Con el gesto de la imposición de la ceniza comenzamos la cuaresma, un tiempo fuerte que nos llevará a la Pascua.
La primera lectura, del profeta Joel nos invita a una penitencia interior, a rasgar el corazón, no las vestiduras. Esta conversión es posible porque Dios es rico en misericordia y grande en amor. Se nos invita a experimentar el amor misericordioso de Dios y a dejarnos convertir por él.
En la Segunda lectura de 2ª Corintios, el apóstol nos invita a mirar al Señor y a su santo nombre: «En nombre de Cristo os pedimos que os reconciliéis con Dios» esto es, que respondamos a la llamada de su amor misericordioso y que como «cooperadores suyos no echemos en saco roto la gracia de Dios». Es decir que seamos Evangelio viviente para los demás.
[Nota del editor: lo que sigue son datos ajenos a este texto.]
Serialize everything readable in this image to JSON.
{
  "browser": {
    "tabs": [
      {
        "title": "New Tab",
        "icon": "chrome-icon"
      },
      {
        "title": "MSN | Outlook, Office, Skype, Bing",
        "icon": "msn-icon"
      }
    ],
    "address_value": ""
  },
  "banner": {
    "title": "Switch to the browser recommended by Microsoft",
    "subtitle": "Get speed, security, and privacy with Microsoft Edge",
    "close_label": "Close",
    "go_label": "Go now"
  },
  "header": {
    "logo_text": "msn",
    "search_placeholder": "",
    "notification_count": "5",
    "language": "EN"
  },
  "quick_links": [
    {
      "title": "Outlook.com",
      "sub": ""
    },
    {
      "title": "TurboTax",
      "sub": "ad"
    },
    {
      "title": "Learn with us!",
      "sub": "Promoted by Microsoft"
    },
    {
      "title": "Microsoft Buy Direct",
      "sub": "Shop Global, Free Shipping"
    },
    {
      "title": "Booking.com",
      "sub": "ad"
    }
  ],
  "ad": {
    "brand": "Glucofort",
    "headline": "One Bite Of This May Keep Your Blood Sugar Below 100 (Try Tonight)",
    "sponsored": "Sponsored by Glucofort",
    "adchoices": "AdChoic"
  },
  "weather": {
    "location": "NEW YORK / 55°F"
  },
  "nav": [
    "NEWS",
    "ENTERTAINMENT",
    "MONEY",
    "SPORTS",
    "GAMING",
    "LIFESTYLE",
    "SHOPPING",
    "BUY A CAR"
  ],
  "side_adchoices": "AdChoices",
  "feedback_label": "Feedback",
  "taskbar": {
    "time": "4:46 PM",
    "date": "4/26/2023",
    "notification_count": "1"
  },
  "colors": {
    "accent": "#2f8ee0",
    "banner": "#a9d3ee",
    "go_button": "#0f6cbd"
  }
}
En el Evangelio de Mateo, Jesús, hace una relectura de las obras de misericordia, previstas por la ley de Moisés y que fueron poco a poco cayendo en un formalismo exterior e incluso en un signo de superioridad.
Jesus nos invita a salir de una practica centrada en nosotros y vivirlas como medio de confianza en Dios.
Es un triple ejercicio de confianza en Dios. Por el ayuno pasamos de la confianza en todo lo que nos alimenta, no solo el alimento corporal sino, también todo lo que nos rodea y nos sirve de alimento: medios de comunicación, redes sociales… a reconocer que Dios es nuestro verdadero alimento. El ayuno va unido a la abstinencia que es nuestra manera de unirnos a aquellos que no tienen lo necesario para vivir y su alimentación es pobre y precaria. A través de ellos, con todos los que sufren por cualquier causa.
Unido al ayuno y la abstinencia está la limosna. Nuestro ayuno tiene también un sentido solidario de ayuda a los demás con nuestras limosnas.
Y lo que da sentido a todo, que es la oración, que nos permite ayunar de nosotros mismos para abrirnos a Dios y a los demás. Jesús tanto en el desierto como en Getsemaní, vive de forma intensa la oración. Oración en diálogo con el Padre, a solas, de tú a tú. Oración que desenmascara los engaños del tentador. Oración que alcanza su culmen en la cruz, en la que nos abre el corazón de Dios.
La oración nos abre a Dios y a los demás y es la que mueve el mundo y nos introduce en la realidad de lo que lo sostiene y rige.